Researchers said Wednesday the tobacco industry of misled smokers over the safety of additives in cigarettes after they reanalyzed the data from a decade old study by scientists working for the American cigarette manufacturer Philip Morris.

The original study by the cigarette maker showed that there was “no evidence of substantial toxicity” associated with the additives studied.

However, researchers at the Centre for Tobacco Control Research at the University of California said, after conducting their own analysis that the original studies “cannot be taken at face value” and were designed to intentionally hide the dangers of the additives.

The researchers compared their assessment to the results from the original “Project Mix” tobacco sponsored study and found that 15 different poisonous chemicals increased by an average of 20 percent.

Furthermore, researchers said that for “unexplained reasons” Philip Morris had purposely de-emphasized 19 of the 51 chemicals tested in their results which included nine of the 15 chemicals that were significantly increased.

Stanton Glantz, the lead author for the new research, said that the results were unsurprising and said there was a long history of big tobacco manipulating scientific results to benefit themselves.

Glantz said tobacco firms had spent many years preparing for the increasing likelihood tougher regulation for their products, including the regulation of additives.
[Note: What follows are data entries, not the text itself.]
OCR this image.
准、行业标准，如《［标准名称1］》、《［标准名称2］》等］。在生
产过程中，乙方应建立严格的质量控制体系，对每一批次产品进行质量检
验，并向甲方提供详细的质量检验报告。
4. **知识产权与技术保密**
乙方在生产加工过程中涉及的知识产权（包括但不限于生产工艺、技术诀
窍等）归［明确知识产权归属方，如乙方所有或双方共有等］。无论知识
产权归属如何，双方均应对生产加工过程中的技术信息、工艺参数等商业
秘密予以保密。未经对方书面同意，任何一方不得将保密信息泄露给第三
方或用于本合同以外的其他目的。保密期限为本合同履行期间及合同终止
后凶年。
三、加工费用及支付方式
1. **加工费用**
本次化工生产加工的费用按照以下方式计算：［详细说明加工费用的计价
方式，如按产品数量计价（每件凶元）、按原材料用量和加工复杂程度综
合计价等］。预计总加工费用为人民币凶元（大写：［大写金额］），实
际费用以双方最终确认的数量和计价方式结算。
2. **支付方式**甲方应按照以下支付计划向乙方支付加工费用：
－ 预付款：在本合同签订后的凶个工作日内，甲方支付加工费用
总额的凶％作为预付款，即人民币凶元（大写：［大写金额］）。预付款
Researchers explained that additives were sometimes used to make smoke feel less irritating, to make cigarettes more addictive and to add better taste.
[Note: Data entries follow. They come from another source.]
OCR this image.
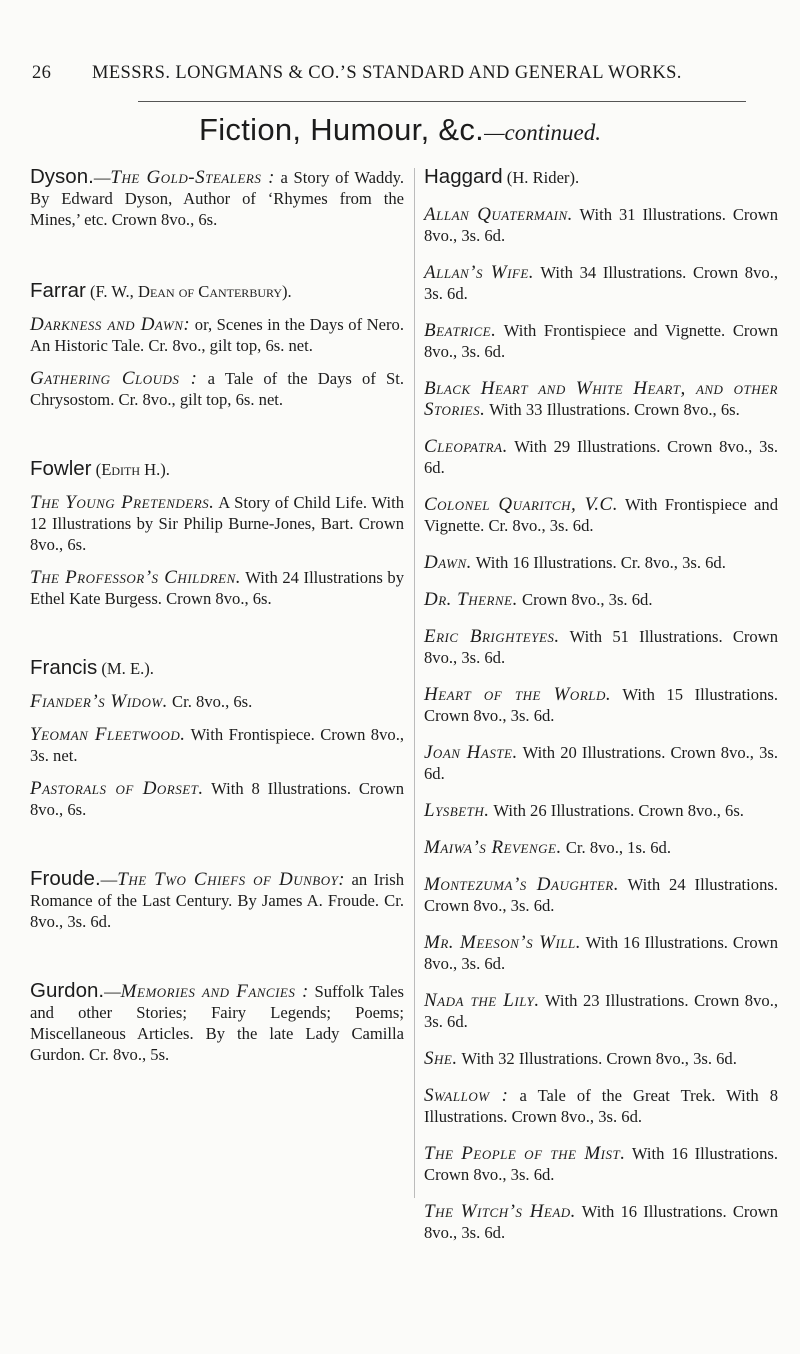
26 MESSRS. LONGMANS & CO.’S STANDARD AND GENERAL WORKS.
Fiction, Humour, &c.—continued.
Dyson.—The Gold-Stealers : a Story of Waddy. By Edward Dyson, Author of ‘Rhymes from the Mines,’ etc. Crown 8vo., 6s.
Farrar (F. W., Dean of Canterbury).
Darkness and Dawn: or, Scenes in the Days of Nero. An Historic Tale. Cr. 8vo., gilt top, 6s. net.
Gathering Clouds : a Tale of the Days of St. Chrysostom. Cr. 8vo., gilt top, 6s. net.
Fowler (Edith H.).
The Young Pretenders. A Story of Child Life. With 12 Illustrations by Sir Philip Burne-Jones, Bart. Crown 8vo., 6s.
The Professor’s Children. With 24 Illustrations by Ethel Kate Burgess. Crown 8vo., 6s.
Francis (M. E.).
Fiander’s Widow. Cr. 8vo., 6s.
Yeoman Fleetwood. With Frontispiece. Crown 8vo., 3s. net.
Pastorals of Dorset. With 8 Illustrations. Crown 8vo., 6s.
Froude.—The Two Chiefs of Dunboy: an Irish Romance of the Last Century. By James A. Froude. Cr. 8vo., 3s. 6d.
Gurdon.—Memories and Fancies : Suffolk Tales and other Stories; Fairy Legends; Poems; Miscellaneous Articles. By the late Lady Camilla Gurdon. Cr. 8vo., 5s.
Haggard (H. Rider).
Allan Quatermain. With 31 Illustrations. Crown 8vo., 3s. 6d.
Allan’s Wife. With 34 Illustrations. Crown 8vo., 3s. 6d.
Beatrice. With Frontispiece and Vignette. Crown 8vo., 3s. 6d.
Black Heart and White Heart, and other Stories. With 33 Illustrations. Crown 8vo., 6s.
Cleopatra. With 29 Illustrations. Crown 8vo., 3s. 6d.
Colonel Quaritch, V.C. With Frontispiece and Vignette. Cr. 8vo., 3s. 6d.
Dawn. With 16 Illustrations. Cr. 8vo., 3s. 6d.
Dr. Therne. Crown 8vo., 3s. 6d.
Eric Brighteyes. With 51 Illustrations. Crown 8vo., 3s. 6d.
Heart of the World. With 15 Illustrations. Crown 8vo., 3s. 6d.
Joan Haste. With 20 Illustrations. Crown 8vo., 3s. 6d.
Lysbeth. With 26 Illustrations. Crown 8vo., 6s.
Maiwa’s Revenge. Cr. 8vo., 1s. 6d.
Montezuma’s Daughter. With 24 Illustrations. Crown 8vo., 3s. 6d.
Mr. Meeson’s Will. With 16 Illustrations. Crown 8vo., 3s. 6d.
Nada the Lily. With 23 Illustrations. Crown 8vo., 3s. 6d.
She. With 32 Illustrations. Crown 8vo., 3s. 6d.
Swallow : a Tale of the Great Trek. With 8 Illustrations. Crown 8vo., 3s. 6d.
The People of the Mist. With 16 Illustrations. Crown 8vo., 3s. 6d.
The Witch’s Head. With 16 Illustrations. Crown 8vo., 3s. 6d.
The study went over about 60 million pages of documents from the tobacco industry that had been turned over during litigation.

"While the procedures to collect the data themselves appear sound, the way that the data were analyzed and interpreted is not," researchers wrote.

In 2009, the Food and Drug Administration had prohibited flavor additives in cigarettes, with an exception on menthol.

Gantz said that the FDA and other law makers should now use the industry’s own data to eliminate the use of menthol and all other cigarette additives.